Zum anderen ist davon auszugehen, dass der Umbau des Energiesystems von einem fossilen auf ein erneuerbares und der enorme Zusatzbedarf an CO2-frei hergestellter elektrischer Energie, die zur Dekarbonisierung von Verkehr und Raumwärme nötig ist, die Strompreise nie wieder auf Vorkrisenniveau sinken lassen wird. Davon geht jedenfalls die Mehrzahl der Experten aus.

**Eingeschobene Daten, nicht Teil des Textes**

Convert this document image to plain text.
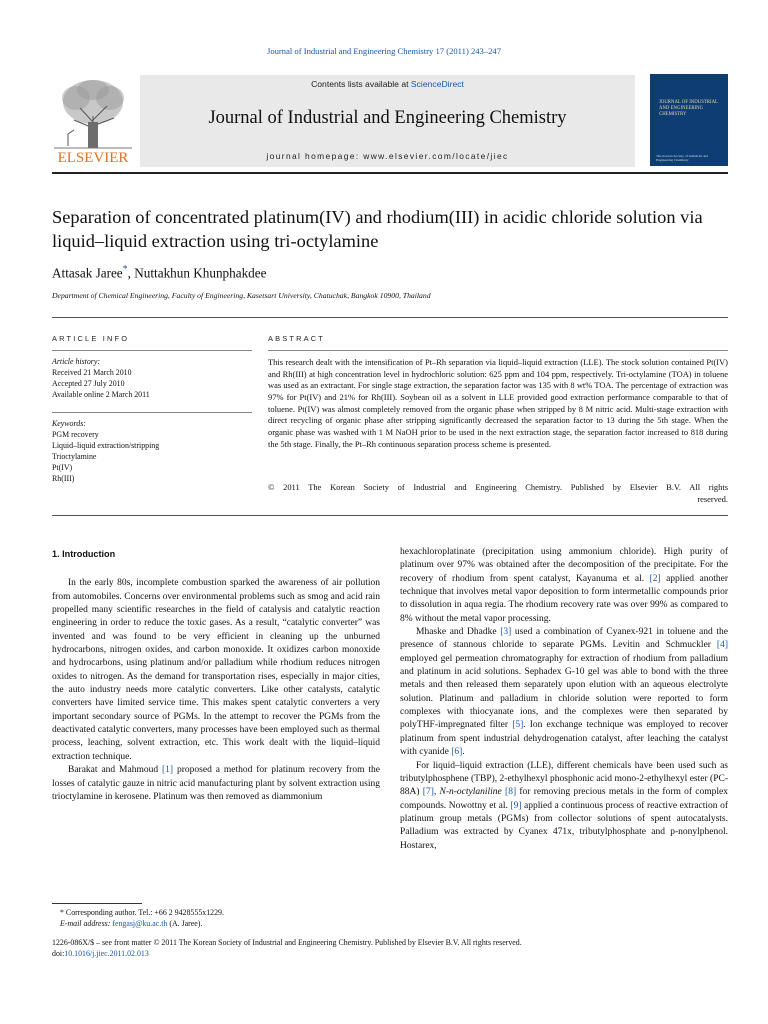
Journal of Industrial and Engineering Chemistry 17 (2011) 243–247
Contents lists available at ScienceDirect
Journal of Industrial and Engineering Chemistry
journal homepage: www.elsevier.com/locate/jiec
ELSEVIER
JOURNAL OF INDUSTRIAL AND ENGINEERING CHEMISTRY
The Korean Society of Industrial and Engineering Chemistry
Separation of concentrated platinum(IV) and rhodium(III) in acidic chloride solution via liquid–liquid extraction using tri-octylamine
Attasak Jaree*, Nuttakhun Khunphakdee
Department of Chemical Engineering, Faculty of Engineering, Kasetsart University, Chatuchak, Bangkok 10900, Thailand
ARTICLE INFO
Article history:
Received 21 March 2010
Accepted 27 July 2010
Available online 2 March 2011
Keywords:
PGM recovery
Liquid–liquid extraction/stripping
Trioctylamine
Pt(IV)
Rh(III)
ABSTRACT
This research dealt with the intensification of Pt–Rh separation via liquid–liquid extraction (LLE). The stock solution contained Pt(IV) and Rh(III) at high concentration level in hydrochloric solution: 625 ppm and 104 ppm, respectively. Tri-octylamine (TOA) in toluene was used as an extractant. For single stage extraction, the separation factor was 135 with 8 wt% TOA. The percentage of extraction was 97% for Pt(IV) and 21% for Rh(III). Soybean oil as a solvent in LLE provided good extraction performance comparable to that of toluene. Pt(IV) was almost completely removed from the organic phase when stripped by 8 M nitric acid. Multi-stage extraction with direct recycling of organic phase after stripping significantly decreased the separation factor to 13 during the 5th stage. When the organic phase was washed with 1 M NaOH prior to be used in the next extraction stage, the separation factor increased to 818 during the 5th stage. Finally, the Pt–Rh continuous separation process scheme is presented.
© 2011 The Korean Society of Industrial and Engineering Chemistry. Published by Elsevier B.V. All rights
reserved.

1. Introduction

In the early 80s, incomplete combustion sparked the awareness of air pollution from automobiles. Concerns over environmental problems such as smog and acid rain propelled many scientific researches in the field of catalysis and catalytic reaction engineering in order to reduce the toxic gases. As a result, “catalytic converter” was invented and was found to be very efficient in cleaning up the unburned hydrocarbons, nitrogen oxides, and carbon monoxide. It oxidizes carbon monoxide and hydrocarbons, using platinum and/or palladium while rhodium reduces nitrogen oxides to nitrogen. As the demand for transportation rises, especially in major cities, the auto industry needs more catalytic converters. Like other catalysts, catalytic converters have limited service time. This makes spent catalytic converters a very important secondary source of PGMs. In the attempt to recover the PGMs from the deactivated catalytic converters, many processes have been employed such as thermal process, leaching, solvent extraction, etc. This work dealt with the liquid–liquid extraction technique.

Barakat and Mahmoud [1] proposed a method for platinum recovery from the losses of catalytic gauze in nitric acid manufacturing plant by solvent extraction using trioctylamine in kerosene. Platinum was then removed as diammonium

hexachloroplatinate (precipitation using ammonium chloride). High purity of platinum over 97% was obtained after the decomposition of the precipitate. For the recovery of rhodium from spent catalyst, Kayanuma et al. [2] applied another technique that involves metal vapor deposition to form intermetallic compounds prior to dissolution in aqua regia. The rhodium recovery rate was over 99% as compared to 8% without the metal vapor processing.

Mhaske and Dhadke [3] used a combination of Cyanex-921 in toluene and the presence of stannous chloride to separate PGMs. Levitin and Schmuckler [4] employed gel permeation chromatography for extraction of rhodium from palladium and platinum in acid solutions. Sephadex G-10 gel was able to bond with the three metals and then released them separately upon elution with an aqueous electrolyte solution. Platinum and palladium in chloride solution were reported to form complexes with thiocyanate ions, and the complexes were then separated by polyTHF-impregnated filter [5]. Ion exchange technique was employed to recover platinum from spent industrial dehydrogenation catalyst, after leaching the catalyst with cyanide [6].

For liquid–liquid extraction (LLE), different chemicals have been used such as tributylphosphene (TBP), 2-ethylhexyl phosphonic acid mono-2-ethylhexyl ester (PC-88A) [7], N-n-octylaniline [8] for removing precious metals in the form of complex compounds. Nowottny et al. [9] applied a continuous process of reactive extraction of platinum group metals (PGMs) from collector solutions of spent autocatalysts. Palladium was extracted by Cyanex 471x, tributylphosphate and p-nonylphenol. Hostarex,

* Corresponding author. Tel.: +66 2 9428555x1229.
E-mail address: fengasj@ku.ac.th (A. Jaree).
1226-086X/$ – see front matter © 2011 The Korean Society of Industrial and Engineering Chemistry. Published by Elsevier B.V. All rights reserved.
doi:10.1016/j.jiec.2011.02.013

Eine Studie des Beratungsunternehmens Boston Consulting Group (BCG) zeigt nun, dass viele Player in der Industrie das Ausmaß des längerfristigen Anstiegs der Energiepreise über Vorkrisenniveau unterschätzen. Dies trifft insbesondere auf Deutschland zu, das ein stark exportorientiertes Kernland der Industrie in Europa ist.

Energiepreissockel höher als vor der Krise

Während diverse Schätzungen davon ausgehen, dass die Gaspreise in Europa im Jahr 2030 um etwa 50 bis 100 Prozent höher liegen als noch im Jahr 2020 und folglich 20 bis 40 Euro je Megawattstunde (MWh) ausmachen werden, rechnen laut der Studie rund die Hälfte bis drei Viertel der Industrieunternehmen mit einem Anstieg um lediglich elf bis 50 Prozent. Nur etwas mehr als jedes dritte Unternehmen (36 Prozent) habe bisher proaktiv Maßnahmen zur besseren Bewältigung der Energiekrise gesetzt.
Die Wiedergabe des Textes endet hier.